Arrow-right Camera
The Spokesman-Review Newspaper
Spokane, Washington  Est. May 19, 1883

Spokane students, districts brace for impact of planned federal tightening of food stamp rules

Second-grader William Bornstein-Stewart, right, waits while Elaine Zickler, left, prepares a dish of corn chips with taco meat and cheese sauce in the school lunch line Friday, Oct. 18, 2019 at Grant Elementary. A proposed change in food stamp eligibility requirements may affect school lunch eligibility as well. (Jesse Tinsley / The Spokesman-Review)

Thousands of schoolchildren in Spokane County could be affected by a Trump administration proposal to tighten eligibility requirements for food stamps.

The change, proposed last summer, would disqualify about 3 million people who get food stamps because they have qualified for other forms of government aid, even though they may have savings or other assets.

“If it’s approved, it will impact our students,” said Kim Elkins, director of nutrition services at the Mead school district, where about 1,100 students will be directly affected.

It also may impact the bottom line at every school district.

“School lunch debt will rise because we still feed kids when they’re hungry,” Elkins predicted.

Spokane Public Schools and Central Valley School District expect several thousand children to be affected. However, in nearly all cases, they would pay far less than full price for lunches, which average $2.75 per day in the county.

“We are in the early stages of working with the state to analyze the potential impact,” said Brian Coddington, director of communications and public relations at Spokane Public Schools.

Under the proposal, about one million children nationwide would be cut from the Supplemental Nutritional Assistance Program, or SNAP, according to an analysis released earlier this week by the U.S. Department of Agriculture.

It’s unclear when the proposal would take effect.

The proposal was made in July when the USDA estimated that about half a million schoolchildren would be affected.

That number was doubled in this week’s analysis.

Of those 1 million children, about half would no longer be directly certified for free school meals based on their family’s participation in SNAP.

They would continue to be eligible to receive free meals because they come from families with annual household incomes of no more than 130% of the federal poverty level, or $33,475 for a four-person family in 2019.

However, they would need to fill out paperwork to receive the free meals.

Another 497,000 kids would only be eligible for reduced-price meals since they come from households with annual income of between 130% and 185% of the federal poverty level, or no more than roughly $47,650.

Those meals will cost a maximum of 30 cents for breakfast and 40 cents for lunch.

Another 40,000 students from higher-income families would pay full price.

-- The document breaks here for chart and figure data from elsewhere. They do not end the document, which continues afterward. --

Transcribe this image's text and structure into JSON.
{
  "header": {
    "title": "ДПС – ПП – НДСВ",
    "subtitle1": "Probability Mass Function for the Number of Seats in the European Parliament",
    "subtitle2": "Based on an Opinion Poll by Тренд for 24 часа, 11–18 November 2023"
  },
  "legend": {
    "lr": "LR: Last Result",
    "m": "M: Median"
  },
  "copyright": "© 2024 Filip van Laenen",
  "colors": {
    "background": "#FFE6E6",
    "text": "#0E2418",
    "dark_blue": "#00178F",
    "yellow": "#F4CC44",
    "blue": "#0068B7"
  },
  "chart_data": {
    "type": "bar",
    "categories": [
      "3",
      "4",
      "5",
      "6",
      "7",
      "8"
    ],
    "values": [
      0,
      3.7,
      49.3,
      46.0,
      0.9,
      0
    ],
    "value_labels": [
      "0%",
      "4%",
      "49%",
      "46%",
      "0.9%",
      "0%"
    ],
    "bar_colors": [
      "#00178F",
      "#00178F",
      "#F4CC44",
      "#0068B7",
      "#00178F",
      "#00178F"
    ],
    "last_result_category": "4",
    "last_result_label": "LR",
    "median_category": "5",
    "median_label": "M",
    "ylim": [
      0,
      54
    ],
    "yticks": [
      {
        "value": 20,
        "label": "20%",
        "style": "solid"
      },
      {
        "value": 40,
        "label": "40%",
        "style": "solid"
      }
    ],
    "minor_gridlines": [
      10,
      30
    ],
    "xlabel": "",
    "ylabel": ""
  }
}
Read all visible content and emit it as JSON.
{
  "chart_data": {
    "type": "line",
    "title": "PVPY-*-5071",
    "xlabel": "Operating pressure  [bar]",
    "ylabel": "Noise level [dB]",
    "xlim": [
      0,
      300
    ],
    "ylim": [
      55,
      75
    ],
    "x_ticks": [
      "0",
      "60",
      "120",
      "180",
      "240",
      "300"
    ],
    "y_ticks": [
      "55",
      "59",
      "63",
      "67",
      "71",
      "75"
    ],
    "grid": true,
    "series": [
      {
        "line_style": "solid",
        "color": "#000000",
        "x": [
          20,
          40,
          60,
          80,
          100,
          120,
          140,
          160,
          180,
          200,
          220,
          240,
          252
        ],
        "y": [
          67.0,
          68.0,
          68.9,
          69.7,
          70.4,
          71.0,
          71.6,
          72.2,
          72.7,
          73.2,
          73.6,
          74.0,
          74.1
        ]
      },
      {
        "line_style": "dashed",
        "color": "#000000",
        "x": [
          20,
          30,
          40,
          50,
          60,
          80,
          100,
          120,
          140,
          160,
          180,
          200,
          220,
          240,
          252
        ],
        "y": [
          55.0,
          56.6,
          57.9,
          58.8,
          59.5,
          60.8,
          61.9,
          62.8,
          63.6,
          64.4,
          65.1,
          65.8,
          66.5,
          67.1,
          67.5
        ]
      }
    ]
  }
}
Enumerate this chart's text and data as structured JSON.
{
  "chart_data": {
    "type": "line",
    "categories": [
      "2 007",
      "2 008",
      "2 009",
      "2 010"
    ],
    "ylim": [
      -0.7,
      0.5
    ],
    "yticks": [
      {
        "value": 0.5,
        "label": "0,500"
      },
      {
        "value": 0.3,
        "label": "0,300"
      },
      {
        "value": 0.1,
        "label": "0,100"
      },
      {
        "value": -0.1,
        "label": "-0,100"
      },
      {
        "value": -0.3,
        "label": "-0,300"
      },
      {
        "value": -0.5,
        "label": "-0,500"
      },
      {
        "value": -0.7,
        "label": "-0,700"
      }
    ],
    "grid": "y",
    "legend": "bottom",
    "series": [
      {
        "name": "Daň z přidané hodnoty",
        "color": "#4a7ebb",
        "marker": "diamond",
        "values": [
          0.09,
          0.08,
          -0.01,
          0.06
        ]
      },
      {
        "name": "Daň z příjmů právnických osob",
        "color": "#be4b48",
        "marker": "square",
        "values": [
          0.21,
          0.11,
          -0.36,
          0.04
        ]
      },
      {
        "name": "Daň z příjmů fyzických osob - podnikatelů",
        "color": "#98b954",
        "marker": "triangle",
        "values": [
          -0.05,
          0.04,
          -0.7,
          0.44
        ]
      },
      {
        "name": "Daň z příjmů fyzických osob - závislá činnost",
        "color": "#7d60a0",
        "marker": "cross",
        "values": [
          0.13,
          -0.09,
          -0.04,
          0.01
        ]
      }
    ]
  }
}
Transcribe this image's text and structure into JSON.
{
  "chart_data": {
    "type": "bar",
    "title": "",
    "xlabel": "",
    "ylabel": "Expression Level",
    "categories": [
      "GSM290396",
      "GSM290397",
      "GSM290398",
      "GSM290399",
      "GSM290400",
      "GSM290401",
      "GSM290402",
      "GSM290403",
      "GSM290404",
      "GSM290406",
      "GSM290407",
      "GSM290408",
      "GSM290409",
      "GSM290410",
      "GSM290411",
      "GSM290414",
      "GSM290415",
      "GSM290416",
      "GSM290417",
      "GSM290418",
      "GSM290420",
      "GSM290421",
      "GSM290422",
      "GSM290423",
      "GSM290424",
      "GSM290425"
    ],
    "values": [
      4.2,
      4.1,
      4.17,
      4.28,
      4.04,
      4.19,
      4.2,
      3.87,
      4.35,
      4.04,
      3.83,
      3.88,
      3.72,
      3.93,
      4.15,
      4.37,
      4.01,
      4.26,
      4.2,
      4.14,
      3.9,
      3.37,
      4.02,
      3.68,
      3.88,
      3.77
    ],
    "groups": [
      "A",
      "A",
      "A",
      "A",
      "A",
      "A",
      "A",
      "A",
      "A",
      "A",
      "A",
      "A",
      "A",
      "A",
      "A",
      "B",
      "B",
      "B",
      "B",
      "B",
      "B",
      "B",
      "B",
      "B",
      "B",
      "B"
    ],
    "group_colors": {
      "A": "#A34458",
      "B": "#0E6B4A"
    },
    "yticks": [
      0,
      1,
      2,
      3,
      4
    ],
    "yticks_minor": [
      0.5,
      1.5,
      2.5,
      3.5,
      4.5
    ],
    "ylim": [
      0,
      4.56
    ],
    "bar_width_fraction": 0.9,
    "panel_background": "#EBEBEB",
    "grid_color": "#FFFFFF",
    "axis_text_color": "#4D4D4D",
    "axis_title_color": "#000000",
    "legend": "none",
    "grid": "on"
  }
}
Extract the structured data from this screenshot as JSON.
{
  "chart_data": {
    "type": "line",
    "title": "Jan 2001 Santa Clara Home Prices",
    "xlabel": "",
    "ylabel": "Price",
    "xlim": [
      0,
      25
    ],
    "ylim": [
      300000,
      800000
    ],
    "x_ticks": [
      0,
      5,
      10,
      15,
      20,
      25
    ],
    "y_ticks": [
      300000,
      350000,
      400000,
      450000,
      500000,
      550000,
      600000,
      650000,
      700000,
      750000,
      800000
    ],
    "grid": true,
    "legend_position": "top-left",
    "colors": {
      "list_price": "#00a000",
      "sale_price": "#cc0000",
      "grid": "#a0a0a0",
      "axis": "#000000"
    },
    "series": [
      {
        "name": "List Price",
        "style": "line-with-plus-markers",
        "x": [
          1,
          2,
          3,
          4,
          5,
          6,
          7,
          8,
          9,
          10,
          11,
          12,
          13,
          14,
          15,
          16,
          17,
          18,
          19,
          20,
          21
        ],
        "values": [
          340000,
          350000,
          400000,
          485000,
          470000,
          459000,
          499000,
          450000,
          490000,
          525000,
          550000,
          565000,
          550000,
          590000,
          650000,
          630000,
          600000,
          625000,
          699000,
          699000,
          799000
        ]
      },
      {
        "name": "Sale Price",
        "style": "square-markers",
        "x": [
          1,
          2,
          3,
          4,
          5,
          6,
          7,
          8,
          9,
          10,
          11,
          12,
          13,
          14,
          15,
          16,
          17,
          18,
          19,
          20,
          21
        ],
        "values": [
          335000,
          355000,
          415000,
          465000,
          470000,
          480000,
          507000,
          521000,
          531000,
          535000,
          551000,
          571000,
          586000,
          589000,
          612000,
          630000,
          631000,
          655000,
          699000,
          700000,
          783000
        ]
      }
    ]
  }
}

Some of them live in low-income areas that come under the Community Eligibility Provision, or CEP. Schools in those areas served breakfast and lunch at no cost to all enrolled students without collection paperwork.

Eight elementary schools in Spokane – Bemiss, Grant, Holmes, Logan, Regal, Stevens, Whitman and Pratt – are part of the CEP program.

Schools that adopt CEP are reimbursed only for the percentage of students who are individually eligible for free meals based on their participation in programs such as SNAP and the Temporary Assistance for Needy Families, orTANF.

However, Elkins said that some of that shortfall is recouped through the economy of scale of feeding all students.

Republicans have long argued that this expanded eligibility option is a “loophole” that permits those with higher incomes and assets to get public assistance.

Current regulations were described as such by U.S. Secretary of Agriculture Sonny Perdue, who noted that some states have allowed participants receiving minimal TANF benefits to automatically qualify for SNAP despite higher income levels.

“For too long, this loophole has been used to effectively bypass important eligibility guidelines. Too often, states have misused this flexibility without restraint,” Perdue said in July, when the proposal was first raised.

“That is why we are changing the rules, preventing abuse of a critical safety net system, so those who need food assistance the most are the only ones who receive it,” Perdue said.

Consumer advocates, however, say that option helps low-income working Americans get the help they need.

“The internal analysis released by the Department of Agriculture shows that the impact of its proposed rule would be even worse than we had feared,” Rep. Bobby Scott, a Democrat from Virginia, said Wednesday ahead of a hearing on the issue.

“Even for those who remain eligible, forcing low-income families to navigate the burdensome paperwork will inevitably lead to eligible children losing access to a critical source of daily nutrition,” Scott said.

Elkins fears that may happen in Spokane.

“A lot of families who are on free meals are not used to filing out these forms, they’ve struggled with paperwork,” Elkins said.